Negatives of this Approach:
- The App project/stack has to know about the base project/stack. So there is some bookkeeping needed to pass this information to the App stack.
- This means that if there are many “App” stacks using the same BaseInfra stack, then you need to copy that information to each App stack’s stack config file.
- So, maintenance may become a challenge if the BaseInfra project name is changed.
- If you want to test the App stack, you either must have a BaseInfra stack deployed that can be referenced, or you need to modify the code to use config to temporarily pass in the values or even hardcode the values.
See: https://github.com/pulumi-demos/resource-protection-segregation/tree/main/App_ESC_StackRef
Looking at the `Pulumi.dev.yaml` file and `config.py` file in that folder, one sees an example of using a Pulumi ESC environment to project the BaseInfra stack outputs as stack config.

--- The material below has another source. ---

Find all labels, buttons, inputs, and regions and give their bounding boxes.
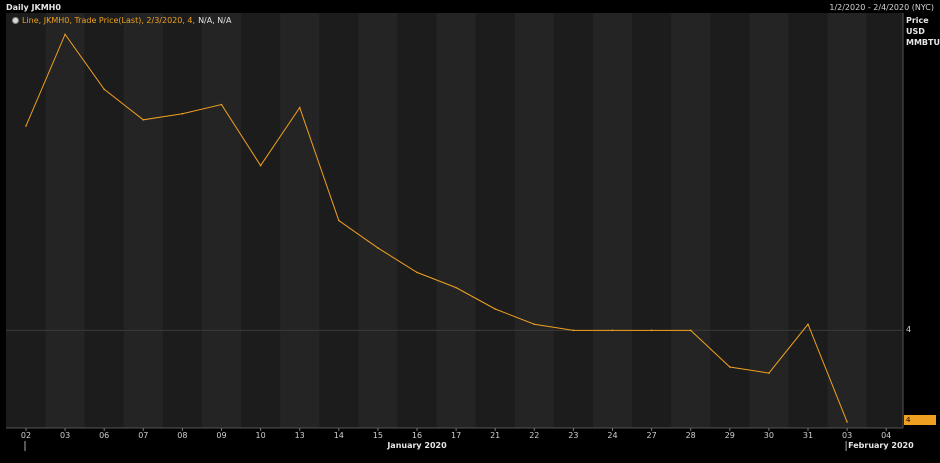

In a nutshell, a Pulumi environment is created using the `pulumi-stacks` provider to consume the outputs from the BaseInfra stack and then project them as Pulumi stack config. So the the App project code itself just sees the BaseInfra stack outputs as config and doesn’t even know the values are coming from another stack
Positives of this Approach:
- The App project/stack doesn’t need to know about the base project/stack. So there is no bookkeeping needed to pass this information to the App stack.

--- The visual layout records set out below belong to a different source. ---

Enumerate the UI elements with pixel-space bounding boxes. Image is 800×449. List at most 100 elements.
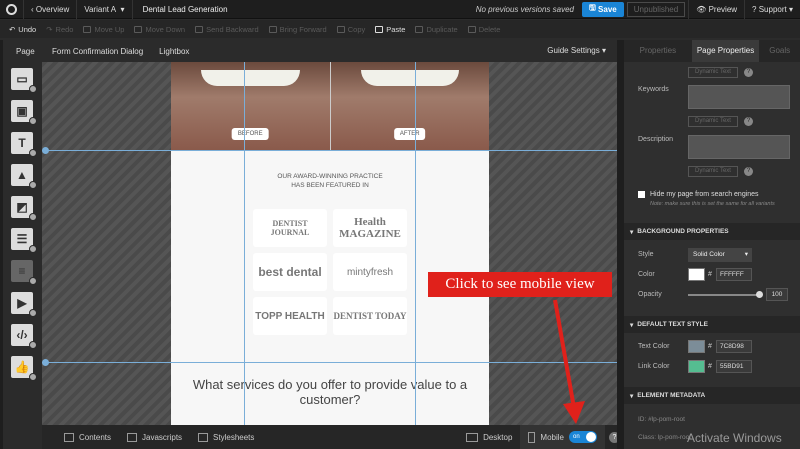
box-tool-icon[interactable]: ▣: [11, 100, 37, 125]
dynamic-text-button[interactable]: Dynamic Text: [688, 67, 738, 78]
section-boundary[interactable]: [42, 150, 617, 151]
widget-tool-icon[interactable]: 👍: [11, 356, 37, 381]
move-up-button[interactable]: Move Up: [78, 25, 129, 34]
javascripts-button[interactable]: Javascripts: [119, 432, 190, 442]
opacity-label: Opacity: [638, 291, 662, 298]
link-color-hex[interactable]: 55BD91: [716, 360, 752, 373]
paste-button[interactable]: Paste: [370, 25, 410, 34]
right-collapse-handle[interactable]: [617, 40, 624, 449]
contents-button[interactable]: Contents: [56, 432, 119, 442]
before-photo: BEFORE: [171, 62, 331, 150]
desktop-view-button[interactable]: Desktop: [458, 432, 520, 442]
dynamic-text-button[interactable]: Dynamic Text: [688, 166, 738, 177]
code-tool-icon[interactable]: ‹/›: [11, 324, 37, 349]
featured-heading[interactable]: OUR AWARD-WINNING PRACTICE HAS BEEN FEAT…: [171, 172, 489, 190]
preview-button[interactable]: 👁 Preview: [688, 0, 746, 19]
send-backward-label: Send Backward: [206, 24, 259, 34]
keywords-field[interactable]: [688, 85, 790, 109]
save-button[interactable]: 🖫 Save: [581, 1, 624, 17]
link-color-swatch[interactable]: [688, 360, 705, 373]
text-tool-icon[interactable]: T: [11, 132, 37, 157]
default-text-style-section[interactable]: DEFAULT TEXT STYLE: [624, 316, 800, 333]
guide-settings-dropdown[interactable]: Guide Settings ▾: [547, 46, 606, 55]
app-logo-icon[interactable]: [0, 0, 24, 19]
tab-goals[interactable]: Goals: [759, 40, 800, 62]
undo-button[interactable]: ↶ Undo: [4, 25, 41, 34]
copy-button[interactable]: Copy: [332, 25, 371, 34]
text-color-hex[interactable]: 7C8D98: [716, 340, 752, 353]
landing-page-preview[interactable]: BEFORE AFTER OUR AWARD-WINNING PRACTICE …: [171, 62, 489, 425]
tab-page[interactable]: Page: [0, 47, 44, 56]
move-down-label: Move Down: [145, 24, 186, 34]
dynamic-text-button[interactable]: Dynamic Text: [688, 116, 738, 127]
left-collapse-handle[interactable]: [0, 40, 3, 449]
support-menu[interactable]: ? Support ▾: [745, 0, 800, 19]
opacity-value[interactable]: 100: [766, 288, 788, 301]
social-tool-icon[interactable]: ≡: [11, 260, 37, 285]
tab-form-confirmation[interactable]: Form Confirmation Dialog: [44, 47, 151, 56]
overview-label: Overview: [35, 4, 70, 14]
style-select[interactable]: Solid Color ▾: [688, 248, 752, 262]
dentist-journal-logo[interactable]: DENTIST JOURNAL: [253, 209, 327, 247]
mobile-toggle[interactable]: on: [569, 431, 597, 443]
variant-dropdown[interactable]: Variant A ▾: [77, 0, 133, 19]
support-label: Support: [758, 4, 787, 14]
image-tool-icon[interactable]: ▲: [11, 164, 37, 189]
help-icon[interactable]: ?: [744, 68, 753, 77]
services-question[interactable]: What services do you offer to provide va…: [171, 377, 489, 407]
hash-symbol: #: [708, 363, 712, 370]
toggle-knob: [586, 432, 596, 442]
hide-search-checkbox[interactable]: [638, 191, 645, 198]
topp-health-logo[interactable]: TOPP HEALTH: [253, 297, 327, 335]
move-up-label: Move Up: [94, 24, 125, 34]
editor-canvas[interactable]: BEFORE AFTER OUR AWARD-WINNING PRACTICE …: [42, 62, 617, 425]
tab-page-properties[interactable]: Page Properties: [691, 40, 760, 62]
button-tool-icon[interactable]: ◩: [11, 196, 37, 221]
help-icon[interactable]: ?: [744, 167, 753, 176]
slider-knob[interactable]: [756, 291, 763, 298]
page-tabs: Page Form Confirmation Dialog Lightbox G…: [0, 40, 620, 62]
smile-shape: [201, 70, 300, 86]
tab-lightbox[interactable]: Lightbox: [151, 47, 197, 56]
form-tool-icon[interactable]: ☰: [11, 228, 37, 253]
duplicate-button[interactable]: Duplicate: [410, 25, 462, 34]
before-after-photo[interactable]: BEFORE AFTER: [171, 62, 489, 150]
move-down-button[interactable]: Move Down: [129, 25, 190, 34]
health-magazine-logo[interactable]: Health MAGAZINE: [333, 209, 407, 247]
redo-button[interactable]: ↷ Redo: [41, 25, 78, 34]
text-color-swatch[interactable]: [688, 340, 705, 353]
mintyfresh-logo[interactable]: mintyfresh: [333, 253, 407, 291]
unpublished-label: Unpublished: [633, 4, 679, 14]
video-tool-icon[interactable]: ▶: [11, 292, 37, 317]
desktop-label: Desktop: [483, 432, 513, 442]
delete-button[interactable]: Delete: [463, 25, 506, 34]
unpublished-button[interactable]: Unpublished: [626, 1, 686, 17]
section-handle[interactable]: [42, 359, 49, 366]
send-backward-button[interactable]: Send Backward: [190, 25, 264, 34]
background-properties-section[interactable]: BACKGROUND PROPERTIES: [624, 223, 800, 240]
bg-color-hex[interactable]: FFFFFF: [716, 268, 752, 281]
section-tool-icon[interactable]: ▭: [11, 68, 37, 93]
bring-forward-button[interactable]: Bring Forward: [264, 25, 332, 34]
opacity-slider[interactable]: [688, 291, 763, 298]
tab-properties[interactable]: Properties: [624, 40, 692, 62]
description-field[interactable]: [688, 135, 790, 159]
move-up-icon: [83, 25, 92, 33]
after-photo: AFTER: [331, 62, 490, 150]
bg-color-swatch[interactable]: [688, 268, 705, 281]
stylesheets-button[interactable]: Stylesheets: [190, 432, 262, 442]
hide-search-note: Note: make sure this is set the same for…: [650, 201, 775, 207]
version-status: No previous versions saved: [475, 4, 574, 14]
element-metadata-section[interactable]: ELEMENT METADATA: [624, 387, 800, 404]
best-dental-logo[interactable]: best dental: [253, 253, 327, 291]
section-boundary[interactable]: [42, 362, 617, 363]
section-handle[interactable]: [42, 147, 49, 154]
guide-line[interactable]: [415, 62, 416, 425]
properties-panel: Properties Page Properties Goals Dynamic…: [624, 40, 800, 449]
css-file-icon: [198, 432, 209, 442]
overview-link[interactable]: ‹ Overview: [24, 0, 78, 19]
dentist-today-logo[interactable]: DENTIST TODAY: [333, 297, 407, 335]
guide-line[interactable]: [244, 62, 245, 425]
undo-icon: ↶: [9, 24, 16, 34]
help-icon[interactable]: ?: [744, 117, 753, 126]
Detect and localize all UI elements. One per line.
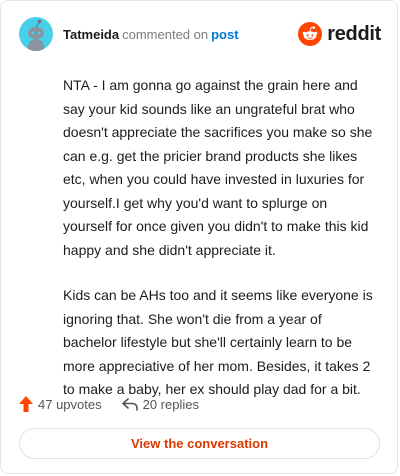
comment-body: NTA - I am gonna go against the grain he… [63, 74, 375, 424]
comment-header: Tatmeida commented on post reddit [19, 16, 381, 52]
snoo-avatar-icon [28, 19, 44, 51]
post-link[interactable]: post [211, 27, 238, 42]
user-avatar[interactable] [19, 17, 53, 51]
view-conversation-button[interactable]: View the conversation [19, 428, 380, 459]
reddit-logo[interactable]: reddit [298, 22, 381, 46]
comment-byline: Tatmeida commented on post [63, 27, 239, 42]
comment-paragraph: Kids can be AHs too and it seems like ev… [63, 287, 373, 397]
replies-count: 20 replies [142, 396, 199, 412]
byline-action-text: commented on [122, 26, 209, 42]
username-link[interactable]: Tatmeida [63, 27, 119, 42]
embedded-comment-card: Tatmeida commented on post reddit NTA - I … [0, 0, 398, 474]
comment-paragraph: NTA - I am gonna go against the grain he… [63, 77, 373, 258]
upvote-arrow-icon [19, 396, 33, 412]
reddit-snoo-icon [298, 22, 323, 46]
reply-arrow-icon [121, 398, 138, 411]
reddit-wordmark: reddit [327, 22, 381, 45]
upvotes-stat[interactable]: 47 upvotes [19, 396, 102, 412]
replies-stat[interactable]: 20 replies [121, 396, 199, 412]
comment-stats: 47 upvotes 20 replies [19, 392, 199, 416]
upvotes-count: 47 upvotes [38, 396, 102, 412]
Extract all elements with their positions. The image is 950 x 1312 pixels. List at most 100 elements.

- You will have to specify the environment in each stack’s stack config, but chances are the environment name will not change and with ESC composability it never has to.
- It’s easy to test the App stack, since the stack sees the values as config. So, instead of having to have a BaseInfra stack or having to modify the coe, you can just add config to `Pulumi.STACK.yaml` for the different values which will override the values from the environment.
Negatives of this Approach:
- The fact that the values are coming from another stack are obfuscated. But this could also be seen as a positive.
See: https://github.com/pulumi-demos/resource-protection-segregation/blob/main/BaseInfra/__main__.py
The key concept for protecting resources in Pulumi is the `protect` Resource Option (https://www.pulumi.com/docs/iac/concepts/options/protect/). This resource option prevents Pulumi from performing an action that would result in the resource being deleted (or replaced - which implies a deletion).
In the code, linked above, the Resource Group resource has the `protect` option explicitly added. And then a Transform (https://www.pulumi.com/docs/iac/concepts/options/transforms/#stack-transforms) is used to set the `protect` flag for all the rest of resources and thus not require having to add the resource option to each resource explicitly.
If after running `pulumi up` for the stack, one tries to run `pulumi destroy` an error message will be seen along with information on how to remove the protection for a given resource.
Generally, though if you indeed want to destroy the stack, you’ll run “pulumi state unprotect --all” so as to remove protection for all the resources from the state and thus allow the `pulumi destroy` to be successful.